The terraform apply command executes the actions proposed in the Terraform plan above.

The most straightforward way to use terraform apply is to run it without any arguments at all, in which case it will automatically create a new execution plan (as if you had run terraform plan) and then prompt you to provide the Access Token, Realm (the prefix defaults to Splunk) and approve the plan, before taking the indicated actions.

Due to this being a workshop it is required that the prefix is to be unique so you need to run the terraform apply below.

terraform apply -var="access_token=$ACCESS_TOKEN" -var="realm=$REALM" -var="sfx_prefix=[$(hostname)]"
Apply complete! Resources: 92 added, 0 changed, 0 destroyed.

Once the apply has completed, validate that the detectors were created, under the Alerts → Detectors. They will be prefixed by the hostname of your instance. To check the prefix value run:

echo $(hostname)

You will see a list of the new detectors and you can search for the prefix that was output from above.

Detectors

3. Destroy all your hard work

The terraform destroy command is a convenient way to destroy all remote objects managed by your Terraform configuration.

While you will typically not want to destroy long-lived objects in a production environment, Terraform is sometimes used to manage ephemeral infrastructure for development purposes, in which case you can use terraform destroy to conveniently clean up all of those temporary objects once you are finished with your work.

Now go and destroy all the Detectors and Dashboards that were previously applied!

terraform destroy -var="access_token=$ACCESS_TOKEN" -var="realm=$REALM"
Destroy complete! Resources: 92 destroyed.

Validate all the detectors have been removed by navigating to Alerts → Detectors

Destroyed


  1. Terraform is a tool for building, changing, and versioning infrastructure safely and efficiently. Terraform can manage existing and popular service providers as well as custom in-house solutions.

    Configuration files describe to Terraform the components needed to run a single application or your entire datacenter. Terraform generates an execution plan describing what it will do to reach the desired state, and then executes it to build the described infrastructure. As the configuration changes, Terraform is able to determine what changed and create incremental execution plans which can be applied.

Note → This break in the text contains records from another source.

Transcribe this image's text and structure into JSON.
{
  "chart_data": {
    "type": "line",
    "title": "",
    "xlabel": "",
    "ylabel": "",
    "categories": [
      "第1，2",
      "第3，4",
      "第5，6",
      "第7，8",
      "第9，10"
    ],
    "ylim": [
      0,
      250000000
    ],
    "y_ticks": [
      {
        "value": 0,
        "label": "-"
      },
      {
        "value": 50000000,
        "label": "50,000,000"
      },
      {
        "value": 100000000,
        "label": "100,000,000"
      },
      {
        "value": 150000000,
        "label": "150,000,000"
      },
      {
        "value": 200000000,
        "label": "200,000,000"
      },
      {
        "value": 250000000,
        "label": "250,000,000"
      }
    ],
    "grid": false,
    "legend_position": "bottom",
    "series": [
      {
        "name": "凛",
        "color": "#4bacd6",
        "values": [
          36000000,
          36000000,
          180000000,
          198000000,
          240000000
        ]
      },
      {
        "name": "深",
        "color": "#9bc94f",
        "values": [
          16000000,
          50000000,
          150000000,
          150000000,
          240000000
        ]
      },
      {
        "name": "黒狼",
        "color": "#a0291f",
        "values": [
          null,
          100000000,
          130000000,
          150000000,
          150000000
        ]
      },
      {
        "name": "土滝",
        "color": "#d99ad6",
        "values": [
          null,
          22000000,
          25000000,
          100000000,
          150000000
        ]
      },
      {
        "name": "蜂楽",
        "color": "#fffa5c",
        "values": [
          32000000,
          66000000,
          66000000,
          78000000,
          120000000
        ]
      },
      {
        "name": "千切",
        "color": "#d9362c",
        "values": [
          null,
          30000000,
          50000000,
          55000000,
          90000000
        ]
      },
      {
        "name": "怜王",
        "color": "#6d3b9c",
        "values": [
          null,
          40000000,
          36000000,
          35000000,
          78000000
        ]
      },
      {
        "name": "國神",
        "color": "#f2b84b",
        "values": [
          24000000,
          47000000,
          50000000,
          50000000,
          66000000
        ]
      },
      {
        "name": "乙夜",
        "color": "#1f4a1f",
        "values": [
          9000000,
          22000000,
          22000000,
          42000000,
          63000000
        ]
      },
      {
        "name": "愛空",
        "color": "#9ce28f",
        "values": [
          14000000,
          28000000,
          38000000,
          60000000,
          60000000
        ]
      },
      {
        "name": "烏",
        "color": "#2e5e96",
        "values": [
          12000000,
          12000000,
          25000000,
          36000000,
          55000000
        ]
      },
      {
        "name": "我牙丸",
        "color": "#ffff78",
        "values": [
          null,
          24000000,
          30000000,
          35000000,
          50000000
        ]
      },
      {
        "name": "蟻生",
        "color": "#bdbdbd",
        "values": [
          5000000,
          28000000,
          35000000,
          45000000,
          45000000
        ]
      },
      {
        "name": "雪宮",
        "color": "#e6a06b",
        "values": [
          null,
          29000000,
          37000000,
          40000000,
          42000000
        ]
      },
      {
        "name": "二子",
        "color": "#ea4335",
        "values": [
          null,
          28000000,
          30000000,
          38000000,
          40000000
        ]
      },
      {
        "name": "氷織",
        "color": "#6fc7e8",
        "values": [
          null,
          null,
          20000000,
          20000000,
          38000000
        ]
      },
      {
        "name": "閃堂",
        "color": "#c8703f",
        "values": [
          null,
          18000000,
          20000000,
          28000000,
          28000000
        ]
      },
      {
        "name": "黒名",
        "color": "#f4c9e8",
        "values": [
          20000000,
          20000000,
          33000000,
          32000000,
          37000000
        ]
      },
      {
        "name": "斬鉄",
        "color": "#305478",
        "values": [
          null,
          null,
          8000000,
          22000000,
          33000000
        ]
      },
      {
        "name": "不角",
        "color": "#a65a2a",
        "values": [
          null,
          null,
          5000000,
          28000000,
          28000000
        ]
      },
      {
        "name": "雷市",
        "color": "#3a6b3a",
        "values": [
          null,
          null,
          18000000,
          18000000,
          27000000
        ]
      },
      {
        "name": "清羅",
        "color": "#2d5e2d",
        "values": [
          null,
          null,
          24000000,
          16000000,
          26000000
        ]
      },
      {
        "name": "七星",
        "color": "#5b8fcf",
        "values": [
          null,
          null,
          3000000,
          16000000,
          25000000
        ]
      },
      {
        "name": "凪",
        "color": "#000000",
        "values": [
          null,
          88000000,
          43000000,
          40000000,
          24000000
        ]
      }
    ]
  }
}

    The infrastructure Terraform can manage includes low-level components such as compute instances, storage, and networking, as well as high-level components such as DNS entries, SaaS features, etc. 

  2. A provider is responsible for understanding API interactions and exposing resources. Providers generally are an IaaS (e.g. Alibaba Cloud, AWS, GCP, Microsoft Azure, OpenStack), PaaS (e.g. Heroku), or SaaS services (e.g. Splunk, Terraform Cloud, DNSimple, Cloudflare).